04/21/2026 | Press release | Distributed by Public on 04/21/2026 12:12
The National Cancer Institute, part of the National Institutes of Health, has awarded a competitive renewal grant of $2.26 million to Ramesh Narayanan, PhD, professor and Muirhead Chair of Excellence in the Department of Medicine at the University of Tennessee Health Sciences. Dr. Narayanan also serves as deputy director of UT Health Sciences' Center for Cancer Research and associate dean of Research in the College of Medicine. The grant renews a five-year award originally funded from 2018 to 2023 and will support his project, "Novel Degraders of the Androgen Receptor (AR) and AR Splice Variants (AR-SVs)."
Prostate cancer ranks among the most common and deadly cancers affecting men worldwide. In the United States alone, it claims more than 30,000 lives each year, a toll that experts project will grow dramatically as the global population ages. By 2040, an estimated 3 million men are expected to receive a prostate cancer diagnosis annually, with roughly 700,000 deaths projected worldwide each year. Initial treatments typically work by cutting off the cancer's supply of male hormones, essentially starving it of the fuel it needs to grow. However, in many patients the cancer eventually finds ways to survive and spread even without that hormonal fuel. This drug-resistant form, known as castration-resistant prostate cancer, is responsible for the vast majority of prostate cancer deaths.
At the heart of the problem is a protein called the androgen receptor, which acts like an "on switch" for prostate cancer cell growth. Nearly all prostate cancers rely on this switch, making it the most important target for treatment. Current drugs work by blocking this switch, but cancer cells are remarkably adaptable.

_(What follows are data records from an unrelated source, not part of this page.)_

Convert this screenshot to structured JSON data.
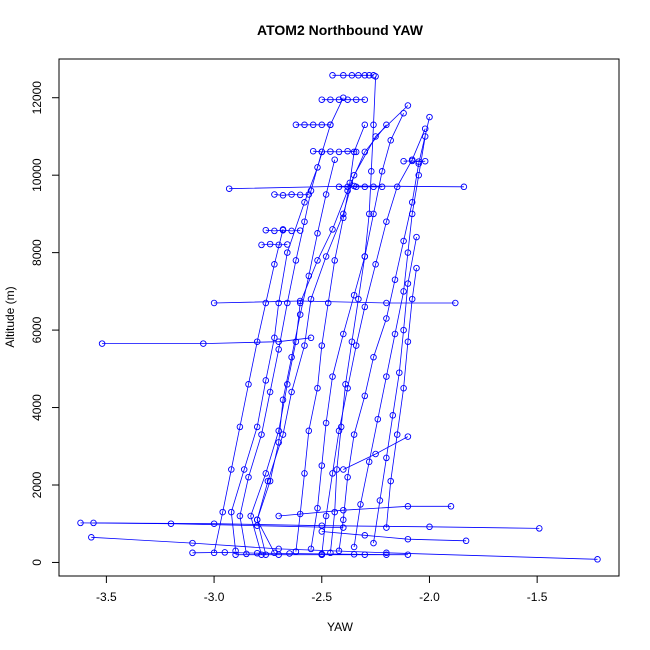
{
  "chart_data": {
    "type": "line",
    "title": "ATOM2 Northbound YAW",
    "xlabel": "YAW",
    "ylabel": "Altitude (m)",
    "xlim": [
      -3.72,
      -1.12
    ],
    "ylim": [
      -350,
      13000
    ],
    "x_ticks": [
      -3.5,
      -3.0,
      -2.5,
      -2.0,
      -1.5
    ],
    "x_tick_labels": [
      "-3.5",
      "-3.0",
      "-2.5",
      "-2.0",
      "-1.5"
    ],
    "y_ticks": [
      0,
      2000,
      4000,
      6000,
      8000,
      10000,
      12000
    ],
    "y_tick_labels": [
      "0",
      "2000",
      "4000",
      "6000",
      "8000",
      "10000",
      "12000"
    ],
    "grid": false,
    "legend": "none",
    "colors": {
      "series": "#0000ff",
      "axis": "#000000",
      "background": "#ffffff"
    },
    "series": [
      {
        "x": [
          -2.78,
          -2.83,
          -2.76,
          -2.7,
          -2.66,
          -2.62,
          -2.6,
          -2.52,
          -2.45,
          -2.38,
          -2.3,
          -2.2
        ],
        "y": [
          200,
          1200,
          2300,
          3400,
          4600,
          5700,
          6700,
          7800,
          8600,
          9600,
          10600,
          11300
        ]
      },
      {
        "x": [
          -2.72,
          -2.8,
          -2.75,
          -2.68,
          -2.64,
          -2.58,
          -2.55,
          -2.48,
          -2.4,
          -2.35,
          -2.25,
          -2.1
        ],
        "y": [
          250,
          1100,
          2100,
          3300,
          4400,
          5600,
          6800,
          7900,
          9000,
          10000,
          11000,
          11800
        ]
      },
      {
        "x": [
          -2.9,
          -2.92,
          -2.86,
          -2.8,
          -2.76,
          -2.72,
          -2.7,
          -2.66,
          -2.58,
          -2.52,
          -2.46,
          -2.4
        ],
        "y": [
          300,
          1300,
          2400,
          3500,
          4700,
          5800,
          6700,
          8000,
          9300,
          10200,
          11300,
          12000
        ]
      },
      {
        "x": [
          -2.5,
          -2.48,
          -2.45,
          -2.42,
          -2.38,
          -2.34,
          -2.3,
          -2.25,
          -2.2,
          -2.15,
          -2.08,
          -2.02
        ],
        "y": [
          200,
          1200,
          2300,
          3400,
          4500,
          5600,
          6600,
          7700,
          8800,
          9700,
          10400,
          11200
        ]
      },
      {
        "x": [
          -2.55,
          -2.52,
          -2.5,
          -2.48,
          -2.45,
          -2.4,
          -2.35,
          -2.3,
          -2.26,
          -2.22,
          -2.18,
          -2.12
        ],
        "y": [
          350,
          1400,
          2500,
          3600,
          4800,
          5900,
          6900,
          7900,
          9000,
          10100,
          10900,
          11600
        ]
      },
      {
        "x": [
          -2.46,
          -2.44,
          -2.43,
          -2.41,
          -2.39,
          -2.36,
          -2.33,
          -2.3,
          -2.28,
          -2.27,
          -2.26,
          -2.25
        ],
        "y": [
          250,
          1300,
          2400,
          3500,
          4600,
          5700,
          6800,
          7900,
          9000,
          10100,
          11300,
          12550
        ]
      },
      {
        "x": [
          -2.42,
          -2.4,
          -2.38,
          -2.35,
          -2.3,
          -2.26,
          -2.2,
          -2.16,
          -2.12,
          -2.08,
          -2.05,
          -2.0
        ],
        "y": [
          300,
          1100,
          2200,
          3300,
          4300,
          5300,
          6300,
          7300,
          8300,
          9300,
          10300,
          11500
        ]
      },
      {
        "x": [
          -2.62,
          -2.6,
          -2.58,
          -2.56,
          -2.52,
          -2.5,
          -2.47,
          -2.44,
          -2.4,
          -2.37,
          -2.35,
          -2.3
        ],
        "y": [
          280,
          1250,
          2300,
          3400,
          4500,
          5600,
          6700,
          7800,
          8900,
          9800,
          10600,
          11300
        ]
      },
      {
        "x": [
          -2.35,
          -2.32,
          -2.28,
          -2.24,
          -2.2,
          -2.16,
          -2.12,
          -2.1,
          -2.08,
          -2.05,
          -2.02
        ],
        "y": [
          400,
          1500,
          2600,
          3700,
          4800,
          5900,
          7000,
          8000,
          9000,
          10000,
          11000
        ]
      },
      {
        "x": [
          -2.85,
          -2.88,
          -2.84,
          -2.78,
          -2.74,
          -2.7,
          -2.66,
          -2.62,
          -2.58,
          -2.55,
          -2.5
        ],
        "y": [
          220,
          1200,
          2200,
          3300,
          4400,
          5500,
          6700,
          7800,
          8800,
          9600,
          10600
        ]
      },
      {
        "x": [
          -2.76,
          -2.8,
          -2.74,
          -2.7,
          -2.68,
          -2.64,
          -2.6,
          -2.56,
          -2.52,
          -2.48,
          -2.44
        ],
        "y": [
          200,
          1100,
          2100,
          3100,
          4200,
          5300,
          6400,
          7400,
          8500,
          9500,
          10400
        ]
      },
      {
        "x": [
          -3.0,
          -2.96,
          -2.92,
          -2.88,
          -2.84,
          -2.8,
          -2.76,
          -2.72,
          -2.68
        ],
        "y": [
          250,
          1300,
          2400,
          3500,
          4600,
          5700,
          6700,
          7700,
          8600
        ]
      },
      {
        "x": [
          -2.26,
          -2.23,
          -2.2,
          -2.17,
          -2.14,
          -2.12,
          -2.1,
          -2.06
        ],
        "y": [
          500,
          1600,
          2700,
          3800,
          4900,
          6000,
          7200,
          8400
        ]
      },
      {
        "x": [
          -2.2,
          -2.18,
          -2.15,
          -2.12,
          -2.1,
          -2.08,
          -2.06
        ],
        "y": [
          900,
          2100,
          3300,
          4500,
          5700,
          6800,
          7600
        ]
      },
      {
        "x": [
          -2.93,
          -2.35,
          -1.84
        ],
        "y": [
          9650,
          9720,
          9700
        ]
      },
      {
        "x": [
          -3.52,
          -3.05,
          -2.7,
          -2.55
        ],
        "y": [
          5650,
          5650,
          5700,
          5800
        ]
      },
      {
        "x": [
          -3.62,
          -3.2,
          -2.8,
          -2.4
        ],
        "y": [
          1020,
          1000,
          950,
          900
        ]
      },
      {
        "x": [
          -3.56,
          -3.0,
          -2.5,
          -2.0,
          -1.49
        ],
        "y": [
          1020,
          1000,
          950,
          920,
          880
        ]
      },
      {
        "x": [
          -3.57,
          -3.1,
          -2.7,
          -2.2,
          -1.22
        ],
        "y": [
          650,
          500,
          350,
          250,
          80
        ]
      },
      {
        "x": [
          -3.0,
          -2.6,
          -2.2,
          -1.88
        ],
        "y": [
          6700,
          6750,
          6700,
          6700
        ]
      },
      {
        "x": [
          -2.7,
          -2.4,
          -2.1,
          -1.9
        ],
        "y": [
          1200,
          1350,
          1450,
          1450
        ]
      },
      {
        "x": [
          -2.5,
          -2.3,
          -2.1,
          -1.83
        ],
        "y": [
          800,
          700,
          600,
          560
        ]
      },
      {
        "x": [
          -2.9,
          -2.7,
          -2.5,
          -2.3,
          -2.1
        ],
        "y": [
          200,
          200,
          200,
          200,
          200
        ]
      },
      {
        "x": [
          -3.1,
          -2.95,
          -2.8,
          -2.65,
          -2.5,
          -2.35,
          -2.2
        ],
        "y": [
          250,
          260,
          240,
          230,
          220,
          210,
          200
        ]
      },
      {
        "x": [
          -2.1,
          -2.25,
          -2.4
        ],
        "y": [
          3250,
          2800,
          2400
        ]
      },
      {
        "x": [
          -2.45,
          -2.4,
          -2.36,
          -2.33,
          -2.3,
          -2.28,
          -2.26
        ],
        "y": [
          12580,
          12580,
          12580,
          12580,
          12580,
          12580,
          12580
        ]
      },
      {
        "x": [
          -2.5,
          -2.46,
          -2.42,
          -2.38,
          -2.34,
          -2.3
        ],
        "y": [
          11950,
          11950,
          11950,
          11950,
          11950,
          11950
        ]
      },
      {
        "x": [
          -2.62,
          -2.58,
          -2.54,
          -2.5,
          -2.46
        ],
        "y": [
          11300,
          11300,
          11300,
          11300,
          11300
        ]
      },
      {
        "x": [
          -2.54,
          -2.5,
          -2.46,
          -2.42,
          -2.38,
          -2.34
        ],
        "y": [
          10620,
          10600,
          10610,
          10600,
          10620,
          10600
        ]
      },
      {
        "x": [
          -2.12,
          -2.08,
          -2.05,
          -2.02
        ],
        "y": [
          10360,
          10370,
          10350,
          10360
        ]
      },
      {
        "x": [
          -2.42,
          -2.38,
          -2.34,
          -2.3,
          -2.26,
          -2.22
        ],
        "y": [
          9700,
          9700,
          9700,
          9700,
          9700,
          9700
        ]
      },
      {
        "x": [
          -2.76,
          -2.72,
          -2.68,
          -2.64,
          -2.6
        ],
        "y": [
          8580,
          8560,
          8580,
          8560,
          8570
        ]
      },
      {
        "x": [
          -2.72,
          -2.68,
          -2.64,
          -2.6,
          -2.56
        ],
        "y": [
          9500,
          9480,
          9500,
          9490,
          9500
        ]
      },
      {
        "x": [
          -2.78,
          -2.74,
          -2.7,
          -2.66
        ],
        "y": [
          8200,
          8220,
          8200,
          8210
        ]
      }
    ]
  }
}
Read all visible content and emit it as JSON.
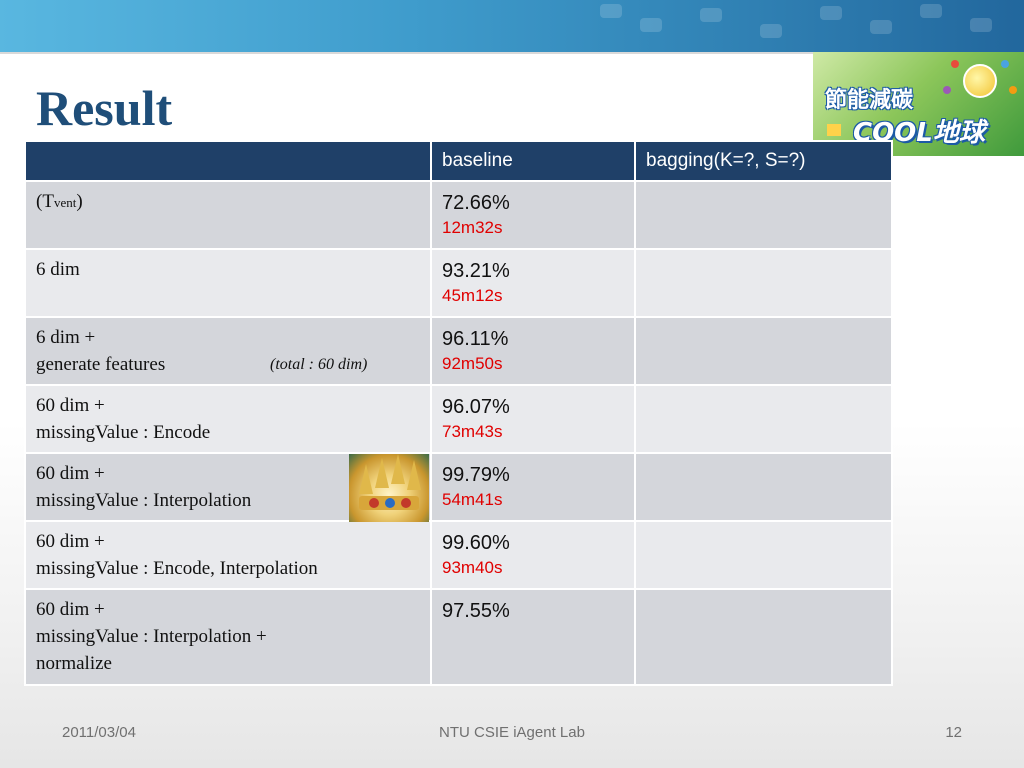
{
  "slide": {
    "title": "Result",
    "logo": {
      "line1": "節能減碳",
      "line2": "COOL地球"
    },
    "footer": {
      "date": "2011/03/04",
      "center": "NTU CSIE iAgent Lab",
      "page": "12"
    }
  },
  "table": {
    "headers": [
      "",
      "baseline",
      "bagging(K=?, S=?)"
    ],
    "row1": {
      "label_main": "(T",
      "label_sub": "vent",
      "label_close": ")",
      "pct": "72.66%",
      "time": "12m32s",
      "bagging": ""
    },
    "row2": {
      "line1": "6 dim",
      "pct": "93.21%",
      "time": "45m12s",
      "bagging": ""
    },
    "row3": {
      "line1": "6 dim +",
      "line2": "generate features",
      "note": "(total : 60 dim)",
      "pct": "96.11%",
      "time": "92m50s",
      "bagging": ""
    },
    "row4": {
      "line1": "60 dim +",
      "line2": "missingValue : Encode",
      "pct": "96.07%",
      "time": "73m43s",
      "bagging": ""
    },
    "row5": {
      "line1": "60 dim +",
      "line2": "missingValue : Interpolation",
      "pct": "99.79%",
      "time": "54m41s",
      "bagging": ""
    },
    "row6": {
      "line1": "60 dim +",
      "line2": "missingValue : Encode, Interpolation",
      "pct": "99.60%",
      "time": "93m40s",
      "bagging": ""
    },
    "row7": {
      "line1": "60 dim +",
      "line2": "missingValue : Interpolation +",
      "line3": "normalize",
      "pct": "97.55%",
      "bagging": ""
    }
  },
  "colors": {
    "header_bg": "#1f4068",
    "title": "#1f4e79",
    "time_text": "#e00000",
    "row_odd": "#d4d6db",
    "row_even": "#e9eaed"
  },
  "icons": {
    "logo": "energy-saving-logo",
    "crown": "crown-image"
  }
}
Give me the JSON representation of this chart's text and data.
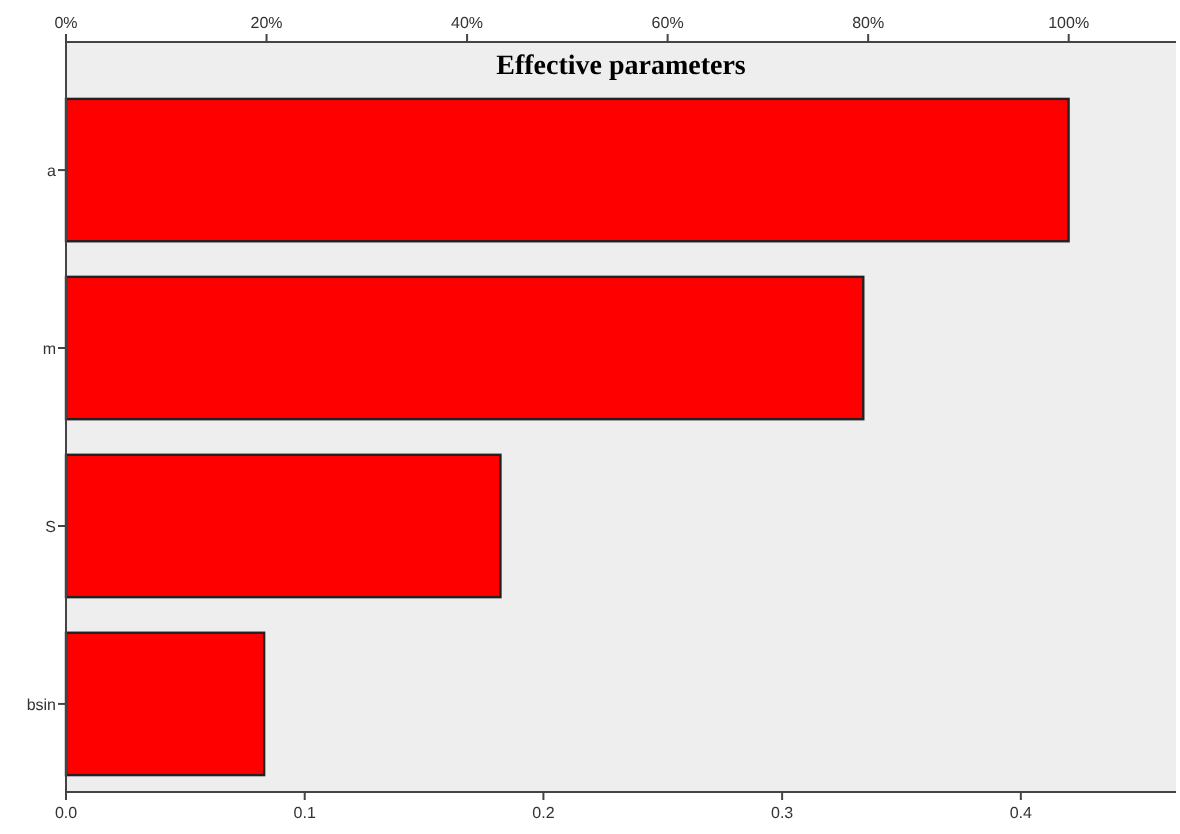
{
  "chart_data": {
    "type": "bar",
    "orientation": "horizontal",
    "title": "Effective parameters",
    "categories": [
      "a",
      "m",
      "S",
      "bsin"
    ],
    "values": [
      0.42,
      0.334,
      0.182,
      0.083
    ],
    "color": "#ff0000",
    "xlim": [
      0,
      0.465
    ],
    "xticks": [
      {
        "value": 0,
        "label": "0.0"
      },
      0.1,
      0.2,
      0.3,
      0.4
    ],
    "x2lim": [
      0,
      110.7
    ],
    "x2ticks": [
      {
        "value": 0,
        "label": "0%"
      },
      {
        "value": 20,
        "label": "20%"
      },
      {
        "value": 40,
        "label": "40%"
      },
      {
        "value": 60,
        "label": "60%"
      },
      {
        "value": 80,
        "label": "80%"
      },
      {
        "value": 100,
        "label": "100%"
      }
    ],
    "grid": false
  }
}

Over time they develop workarounds: producing their own fuel internally, creating altered versions of the switch that are harder to block, or activating entirely different switches to keep growing.
Dr. Narayanan's laboratory, in collaboration with Dr. Duane Miller's laboratory, has already made significant progress on this challenge. Their team developed ONCT-534, currently in clinical trials, which addresses most of these resistance strategies. However, one escape route remains: cancer cells can activate a related protein called the glucocorticoid receptor (GR) as a backup switch. No current clinical candidates (including ONCT-534) are able to block this backup.
With this new funding, Dr. Narayanan's team will build on the discovery of a class of experimental molecules dubbed "triple inhibitors" that can do three things at once: destroy the primary androgen receptor switch, eliminate altered versions of that switch, and block the GR backup. Early laboratory results show these molecules are highly potent, but they currently break down too quickly inside the body to be useful as medicines. The research will systematically test and refine 50-70 variations of these molecules to find versions that are both highly effective and stable enough for the body to use. Over the five-year grant period, the team aims to identify at least one lead drug candidate ready for advanced preclinical and eventual clinical testing.
"ONCT-534, which was developed during the first five years of funding, is currently showing remarkable success in patients diagnosed with relapsed, refractory castration-resistant prostate cancer," Dr. Narayanan said. "However, we must be ready to treat resistance emerging through glucocorticoid receptor. Thanks to National Cancer Institute funding we will make the next-generation drug available to the American men and men around the world diagnosed with this aggressive form of prostate cancer."
The project is organized around three research goals: understanding the biological mechanisms that allow prostate cancer cells to develop resistance to current treatments; optimizing the chemical structure of the triple inhibitor molecules for maximum effectiveness and drug-like stability; and confirming that the best candidates work as expected in animal models before advancing toward human trials.
The competitive nature of this renewal, awarded based on merit following rigorous peer review, reflects the quality of Dr. Narayanan's prior work and the scientific community's recognition of the unmet need in treating drug-resistant prostate cancer.